Pore size assessment during corneal endothelial cell permeabilization by femtosecond laser-activated carbon nanoparticles
Abstract
Purpose
Therapeutic molecules delivery represents a promising solution to maintain human corneal endothelial cells (HCECs) viability, but transport across cell membrane must be facilitated. A new delivery method consists in ephemerally permeabilizing cell membranes using a photo-acoustic reaction produced by carbon nanoparticles (CNPs) and femtosecond laser (FsL). The aim of this work is to investigate the size of pores formed at cell membrane by this technique.
Methods
To induce cell permeabilization, HCECs (B4G12 cell line) were put in contact with CNPs and irradiated with a 500 µm diameter Ti:Sa FsL focalized spot. Four sizes of fluorescent reporter molecules were delivered into HCECs to investigate pore sizes: calcein (1.2 nm), FITC-Dextran 4 kDa (2.8 nm) and FITC-Dextran 70 kDa (12 nm) and FITC-Dextran 2MDa (50 nm).

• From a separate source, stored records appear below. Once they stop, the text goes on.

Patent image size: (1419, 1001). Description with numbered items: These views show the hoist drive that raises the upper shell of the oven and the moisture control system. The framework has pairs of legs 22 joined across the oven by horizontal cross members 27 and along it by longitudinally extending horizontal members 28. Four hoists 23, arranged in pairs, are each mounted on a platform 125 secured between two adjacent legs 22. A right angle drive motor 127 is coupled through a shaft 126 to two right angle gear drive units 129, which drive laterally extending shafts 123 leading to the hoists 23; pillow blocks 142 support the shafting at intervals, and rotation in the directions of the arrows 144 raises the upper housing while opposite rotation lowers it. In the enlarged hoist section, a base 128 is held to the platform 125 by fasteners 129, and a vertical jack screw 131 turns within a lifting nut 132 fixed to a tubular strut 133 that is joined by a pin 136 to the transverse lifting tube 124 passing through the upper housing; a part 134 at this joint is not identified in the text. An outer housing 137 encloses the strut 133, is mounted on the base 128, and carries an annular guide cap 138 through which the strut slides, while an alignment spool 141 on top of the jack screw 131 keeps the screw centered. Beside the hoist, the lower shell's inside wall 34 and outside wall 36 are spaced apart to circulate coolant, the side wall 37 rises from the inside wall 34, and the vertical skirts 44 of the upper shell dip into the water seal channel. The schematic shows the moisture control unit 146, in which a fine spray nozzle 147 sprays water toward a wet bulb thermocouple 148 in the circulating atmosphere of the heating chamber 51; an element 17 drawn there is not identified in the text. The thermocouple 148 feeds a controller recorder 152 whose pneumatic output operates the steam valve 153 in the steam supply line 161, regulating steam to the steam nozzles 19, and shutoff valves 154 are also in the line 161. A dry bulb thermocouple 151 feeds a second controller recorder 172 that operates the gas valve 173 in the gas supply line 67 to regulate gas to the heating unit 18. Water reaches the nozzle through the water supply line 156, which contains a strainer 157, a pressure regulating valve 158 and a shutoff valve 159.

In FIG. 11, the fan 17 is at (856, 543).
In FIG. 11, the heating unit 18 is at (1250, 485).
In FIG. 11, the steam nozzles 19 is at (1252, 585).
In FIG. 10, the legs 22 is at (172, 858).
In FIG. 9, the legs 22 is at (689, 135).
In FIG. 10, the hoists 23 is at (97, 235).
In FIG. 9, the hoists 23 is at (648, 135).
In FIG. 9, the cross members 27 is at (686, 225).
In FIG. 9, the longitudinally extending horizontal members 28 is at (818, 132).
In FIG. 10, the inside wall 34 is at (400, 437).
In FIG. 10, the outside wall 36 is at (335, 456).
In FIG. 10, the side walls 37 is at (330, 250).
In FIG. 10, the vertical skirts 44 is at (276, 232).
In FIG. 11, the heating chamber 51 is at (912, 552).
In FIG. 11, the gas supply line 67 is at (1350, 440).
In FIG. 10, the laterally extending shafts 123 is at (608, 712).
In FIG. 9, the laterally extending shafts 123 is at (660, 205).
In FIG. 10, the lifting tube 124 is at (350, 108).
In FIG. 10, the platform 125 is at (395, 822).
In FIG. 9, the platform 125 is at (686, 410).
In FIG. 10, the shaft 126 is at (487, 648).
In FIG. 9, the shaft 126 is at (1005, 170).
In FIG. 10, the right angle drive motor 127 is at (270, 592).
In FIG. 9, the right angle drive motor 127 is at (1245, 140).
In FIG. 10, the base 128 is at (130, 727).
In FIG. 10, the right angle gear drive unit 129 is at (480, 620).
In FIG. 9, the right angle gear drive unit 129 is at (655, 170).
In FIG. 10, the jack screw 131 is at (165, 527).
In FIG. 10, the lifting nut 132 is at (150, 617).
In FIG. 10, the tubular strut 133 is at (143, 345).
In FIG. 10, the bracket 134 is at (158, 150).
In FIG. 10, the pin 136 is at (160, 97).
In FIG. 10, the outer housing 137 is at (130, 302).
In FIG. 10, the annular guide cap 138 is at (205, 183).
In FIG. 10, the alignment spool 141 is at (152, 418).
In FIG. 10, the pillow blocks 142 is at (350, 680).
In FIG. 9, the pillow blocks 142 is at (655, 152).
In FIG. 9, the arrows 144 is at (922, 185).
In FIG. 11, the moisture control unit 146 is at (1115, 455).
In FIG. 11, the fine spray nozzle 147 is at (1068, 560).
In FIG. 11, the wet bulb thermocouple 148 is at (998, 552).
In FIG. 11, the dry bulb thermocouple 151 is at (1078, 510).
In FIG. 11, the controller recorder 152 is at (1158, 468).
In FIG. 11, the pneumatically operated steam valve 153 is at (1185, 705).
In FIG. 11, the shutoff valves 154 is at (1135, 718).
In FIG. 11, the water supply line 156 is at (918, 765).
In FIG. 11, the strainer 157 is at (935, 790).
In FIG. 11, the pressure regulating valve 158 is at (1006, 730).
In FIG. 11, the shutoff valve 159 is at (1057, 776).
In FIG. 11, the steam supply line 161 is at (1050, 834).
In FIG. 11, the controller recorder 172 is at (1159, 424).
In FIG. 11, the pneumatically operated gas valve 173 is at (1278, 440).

Uptake of each molecule was assessed by flow cytometry immediately after irradiation.
Results
The delivery rate was dependent of their size. Calcein was delivered in 56 ± 8% of HCECs, FITC-Dextran 4 kDa in 42 ± 4%, FITC-Dextran 70 kDa in 22 ± 3% and finally FITC-Dextran 2MDa in 13 ± 2%, suggesting that a large number of pores in the size ranging from 1.2 to 2.8 nm were formed. However, 12 nm and larger pores were almost half more infrequent.
Conclusions
Pore sizes formed at cell membrane by the technique of cell permeabilization by FsL activated CNPs were investigated for the first time. This innovative non-viral method is characterized by pore sizes large enough for the efficient delivery of small, medium and big therapeutic molecules on HCECs. GRANT: Fondation des Aveugles de France, Fondation de l'Avenir, Fondation Visaudio (ET1-638).